When I got diagnosed with bipolar disorder about 3 years ago, I thought my life, as I knew it would come to an end. It felt a little like I lost someone and I was grieving their loss.
In the beginning, I denied the diagnosis. I called my mom after my doctors appointment and I told her what my doctor had said but I told her they must be wrong. There is no way that I had bipolar disorder. Everything I knew about it I heard from movies or stories and there was no way that I was the same as those people. What I didn’t know… Every diagnosis is different and what I had learned and experienced on social media and in the movies was full of taboo stereotypes and was often misrepresented.
After that I was so angry. Every little thing tipped me off. Things that I was usually just fine with like my roommate leaving her coffee mug sitting around in the morning and it still being there when I got home at night would just make me so frustrated. I was just bitter.
After I was bargaining with myself. What if the doctors were wrong? What if they just misdiagnosed me or confused the file?

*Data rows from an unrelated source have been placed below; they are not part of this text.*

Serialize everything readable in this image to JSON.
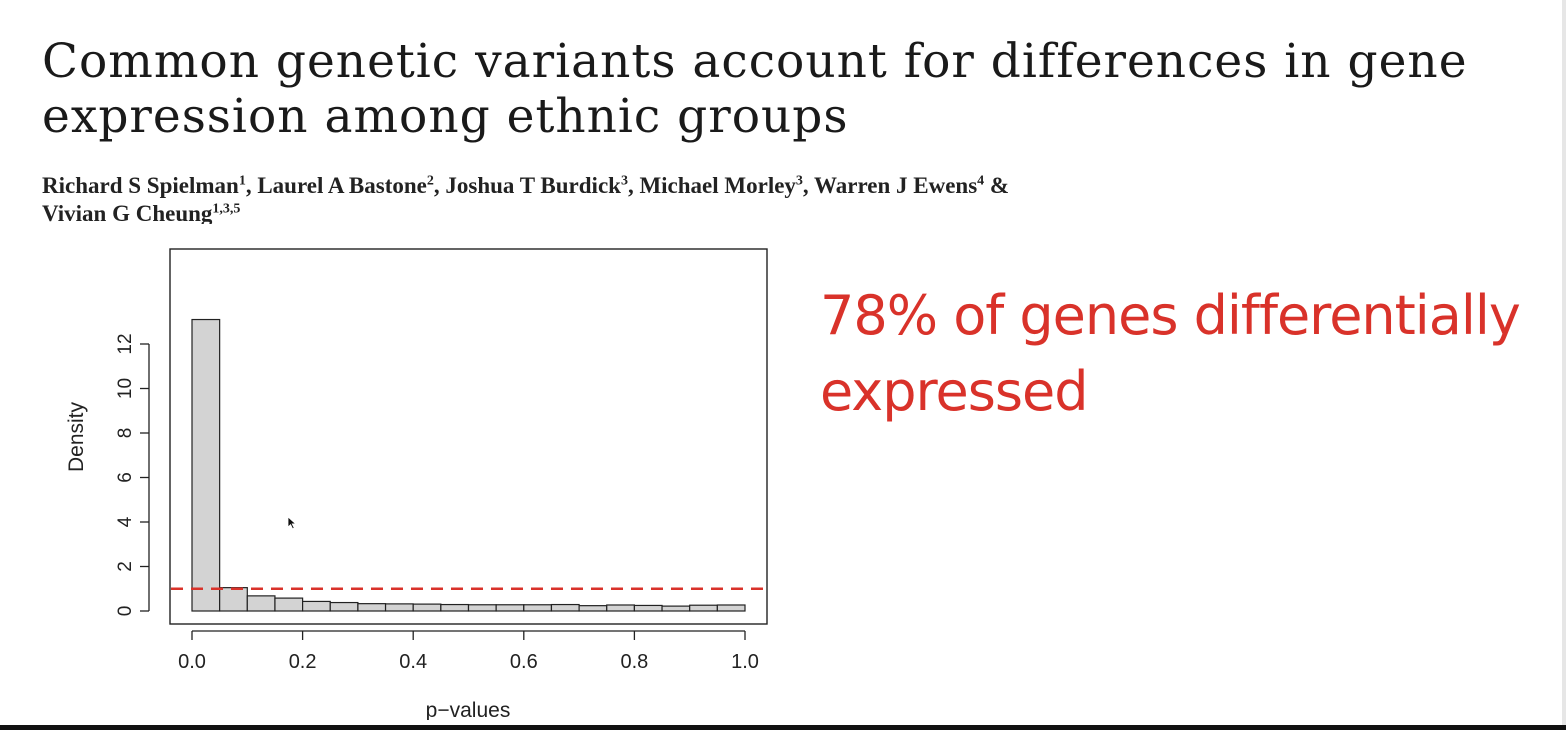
{
  "slide": {
    "title": "Common genetic variants account for differences in gene expression among ethnic groups",
    "authors": [
      {
        "name": "Richard S Spielman",
        "aff": "1"
      },
      {
        "name": "Laurel A Bastone",
        "aff": "2"
      },
      {
        "name": "Joshua T Burdick",
        "aff": "3"
      },
      {
        "name": "Michael Morley",
        "aff": "3"
      },
      {
        "name": "Warren J Ewens",
        "aff": "4"
      },
      {
        "name": "Vivian G Cheung",
        "aff": "1,3,5"
      }
    ],
    "callout": "78% of genes differentially expressed",
    "cursor_icon": "arrow-cursor-icon",
    "colors": {
      "callout": "#d9322a",
      "bar_fill": "#d3d3d3",
      "bar_stroke": "#222222",
      "reference_line": "#d9322a"
    }
  },
  "chart_data": {
    "type": "bar",
    "subtype": "histogram",
    "xlabel": "p−values",
    "ylabel": "Density",
    "xlim": [
      0,
      1
    ],
    "ylim": [
      0,
      13
    ],
    "bin_width": 0.05,
    "bins_start": [
      0.0,
      0.05,
      0.1,
      0.15,
      0.2,
      0.25,
      0.3,
      0.35,
      0.4,
      0.45,
      0.5,
      0.55,
      0.6,
      0.65,
      0.7,
      0.75,
      0.8,
      0.85,
      0.9,
      0.95
    ],
    "values": [
      13.1,
      1.05,
      0.68,
      0.58,
      0.43,
      0.38,
      0.33,
      0.32,
      0.31,
      0.29,
      0.28,
      0.28,
      0.28,
      0.29,
      0.24,
      0.27,
      0.25,
      0.22,
      0.26,
      0.27
    ],
    "x_ticks": [
      0.0,
      0.2,
      0.4,
      0.6,
      0.8,
      1.0
    ],
    "x_tick_labels": [
      "0.0",
      "0.2",
      "0.4",
      "0.6",
      "0.8",
      "1.0"
    ],
    "y_ticks": [
      0,
      2,
      4,
      6,
      8,
      10,
      12
    ],
    "y_tick_labels": [
      "0",
      "2",
      "4",
      "6",
      "8",
      "10",
      "12"
    ],
    "reference_line": {
      "y": 1.0,
      "style": "dashed"
    },
    "grid": false,
    "legend": "none"
  }
}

What if I was just in a really bad dream and once I wake up I will be normal? Whether that was because of my bipolar or because I was grieving I’m not sure but while I was doing all this bargaining I fell into a depression. And that is what got me to finally accept my disorder. After about a month, I finally allowed my doctor to prescribe me medication. I accepted that I was suffering from a disorder that I had little control over. My doctor convinced me that not being on medication is like denying a diabetic person his insulin. It took some time to adjust to it but you wouldn’t believe how helpful it has been.
After having accepted my diagnosis and opening up about it I realized that having bipolar disorder is not the worst thing that can happen. Yes, most days are a struggle but I wouldn’t be me. I’m not a different person because of it but bipolar disorder makes me me. I am unique and I am made up of so many more things than my disorder. It
seemed like I lost a part of myself the day I got my diagnosis but now looking back on it I didn’t lose anything. Instead I gained a deeper understanding of who I am.